Establishing the garden

They decided to use Jenny’s surname for the business Lux Organics. “It’s a little unusual so is easily remembered, and also means ‘light’, which is appropriate,” says Jenny.

After an 18-month search, they found a blank canvas of flat land with a northerly aspect, metered town water, and good volcanic ash and pumice soils, in Ngongotaha.

“Soil tests gave a favourable result. There was no contamination that would put a stop to the three-year organic certification process.”

Jenny started her management plan under OrganicFarmNZ. This not-for-profit organisation supports members in gaining their organic certification, providing a peer group for farms selling organic produce on the domestic market. Jenny is now certification manager for the Bay of Plenty regional group.

“Initially we introduced air by double digging the areas of pasture we wanted to turn into beds.”

The soil was built up with organic compost, and mineral deficits identified during soil testing were remedied using organically certified products. “Our aim is always to maintain a nutrient dense, living soil, with a good soil food web.”

Their soil was acidic and required calcium, potassium and phosphorus inputs. “Now established, we’re currently focusing on feeding the soil with liquid seaweed and liquid fish inputs.

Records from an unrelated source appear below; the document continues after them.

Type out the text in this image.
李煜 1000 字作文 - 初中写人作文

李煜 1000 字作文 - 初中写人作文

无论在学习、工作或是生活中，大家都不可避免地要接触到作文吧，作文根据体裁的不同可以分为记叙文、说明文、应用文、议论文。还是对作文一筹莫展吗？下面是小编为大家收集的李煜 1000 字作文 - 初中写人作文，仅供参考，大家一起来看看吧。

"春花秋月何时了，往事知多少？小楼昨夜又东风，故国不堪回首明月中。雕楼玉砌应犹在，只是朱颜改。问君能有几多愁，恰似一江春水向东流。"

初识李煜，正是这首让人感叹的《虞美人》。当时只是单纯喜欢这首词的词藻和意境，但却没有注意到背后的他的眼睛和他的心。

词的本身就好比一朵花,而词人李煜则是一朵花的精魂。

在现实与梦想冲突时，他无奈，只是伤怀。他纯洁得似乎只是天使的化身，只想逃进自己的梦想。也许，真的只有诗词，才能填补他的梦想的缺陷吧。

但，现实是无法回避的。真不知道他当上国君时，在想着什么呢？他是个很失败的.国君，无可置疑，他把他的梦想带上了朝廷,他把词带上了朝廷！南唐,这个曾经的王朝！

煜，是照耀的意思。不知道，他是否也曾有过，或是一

“Crop rotation is also paramount, and having the knowledge about which plants take what from the soil, and which ones give back.”

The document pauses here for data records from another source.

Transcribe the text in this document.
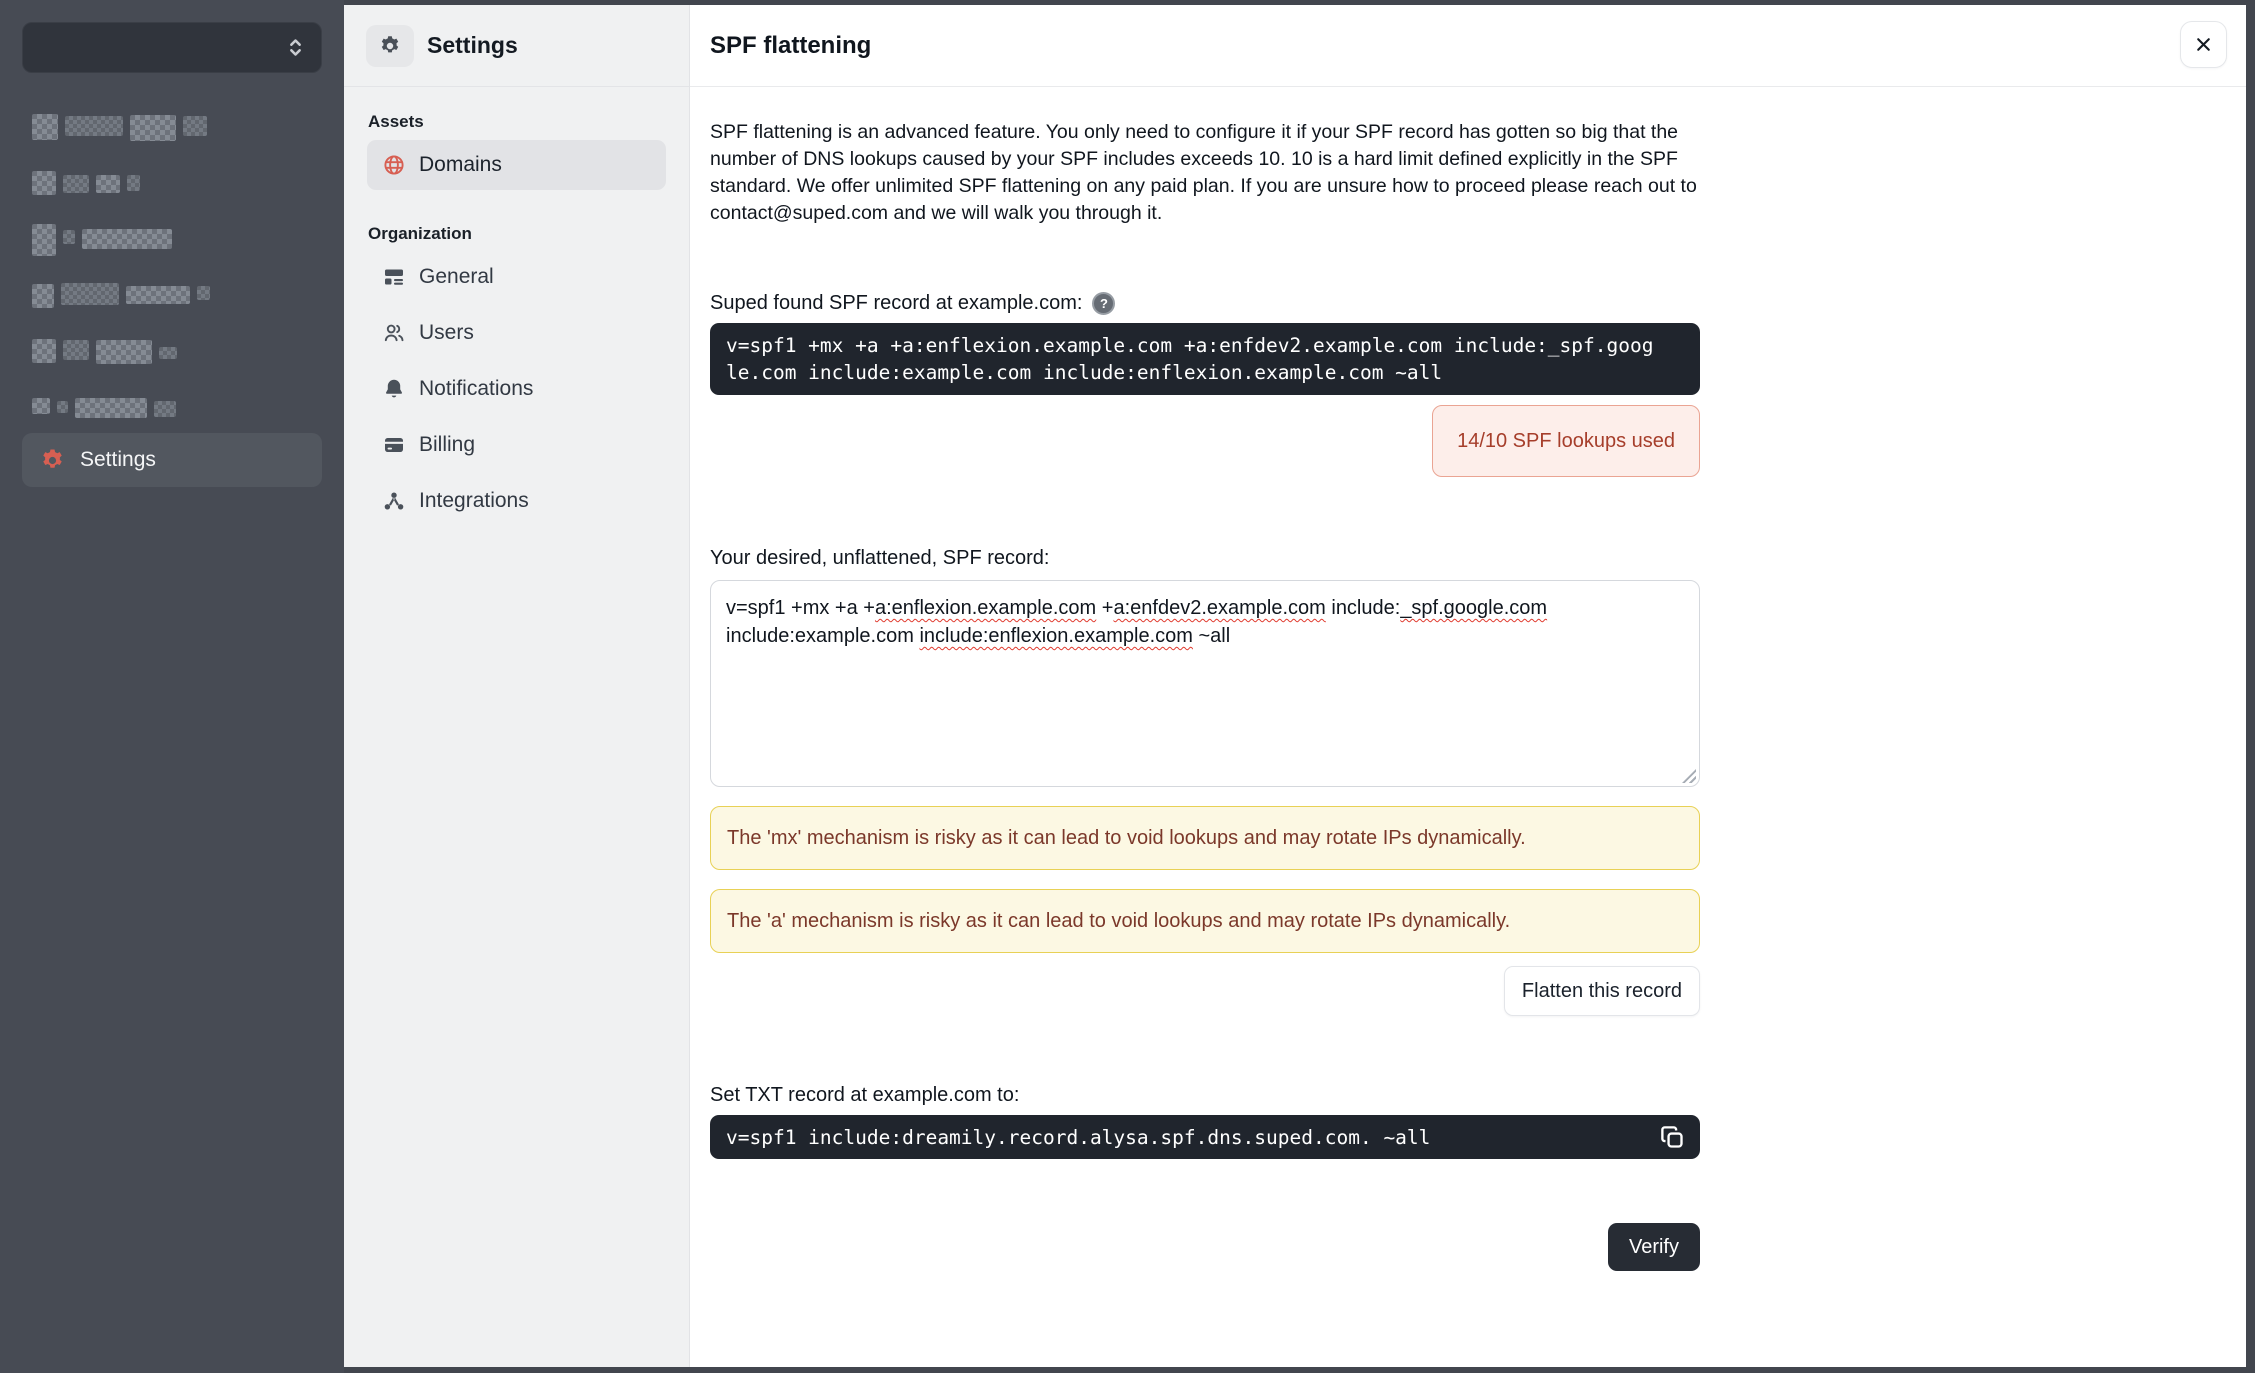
Settings
Settings
Assets
Domains
Organization
General
Users
Notifications
Billing
Integrations
SPF flattening
SPF flattening is an advanced feature. You only need to configure it if your SPF record has gotten so big that the
number of DNS lookups caused by your SPF includes exceeds 10. 10 is a hard limit defined explicitly in the SPF
standard. We offer unlimited SPF flattening on any paid plan. If you are unsure how to proceed please reach out to
contact@suped.com and we will walk you through it.
Suped found SPF record at example.com:	?
v=spf1 +mx +a +a:enflexion.example.com +a:enfdev2.example.com include:_spf.goog
le.com include:example.com include:enflexion.example.com ~all
14/10 SPF lookups used
Your desired, unflattened, SPF record:
v=spf1 +mx +a +a:enflexion.example.com +a:enfdev2.example.com include:_spf.google.com
include:example.com include:enflexion.example.com ~all
The 'mx' mechanism is risky as it can lead to void lookups and may rotate IPs dynamically.
The 'a' mechanism is risky as it can lead to void lookups and may rotate IPs dynamically.
Flatten this record
Set TXT record at example.com to:
v=spf1 include:dreamily.record.alysa.spf.dns.suped.com. ~all
Verify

Lux Organics gained organic certification in two years, which is achievable when the original soil
is uncontaminated, and the farmer has an exemplary record of inputs and management.

Meeting demand

Lux Organics grow all their produce from seed, using either organic seed or GE-free, untreated seed. They’ve experimented with different varieties and suppliers to find out what suits their soil. Seeds are started in greenhouses, then are transferred to the large polytunnel or in the long, neat beds outside.

“Networking with other small organic market gardeners is important and we’re all very open to sharing our experiences and ideas to support and encourage best practices in the industry,” says Jenny.

They currently grow 28 commercial crops, with different varieties of each crop grown too. Meeting demand is important while also keeping the selection “fun, delicious and interesting”.

Produce is sold at the Rotorua Farmers’ Market, Brown Owl Organics Co-op, and to several local food businesses. The family is mostly self-sufficient, and also invests income back into the business.

The plastic issue

Reducing their plastic use is a high priority. “Using plastic is completely the opposite of what we’re about.”

As organic farming depends on barrier methods as pest control, the couple meticulously reuse their netting and tarpaulins many times, while always searching for alternatives.

“I’ve been working with Convex in Hamilton to develop fully home compostable bags for our produce,” says Jenny.

After 17 months, the resulting EcoClear bag, which has a renewable, GE-free corn starch base, ticks all the boxes.

“The challenge now is to spread the word that there is a NZ- made product that effectively composts at home.”

Richard, Jenny and her mum Juliet all work in the garden, and children Simon, 11, and Ben, 9, are embracing their new lifestyle. “We love our organic lifestyle and we can make a living from it. “Organic is definitely the way to a sustainable future.”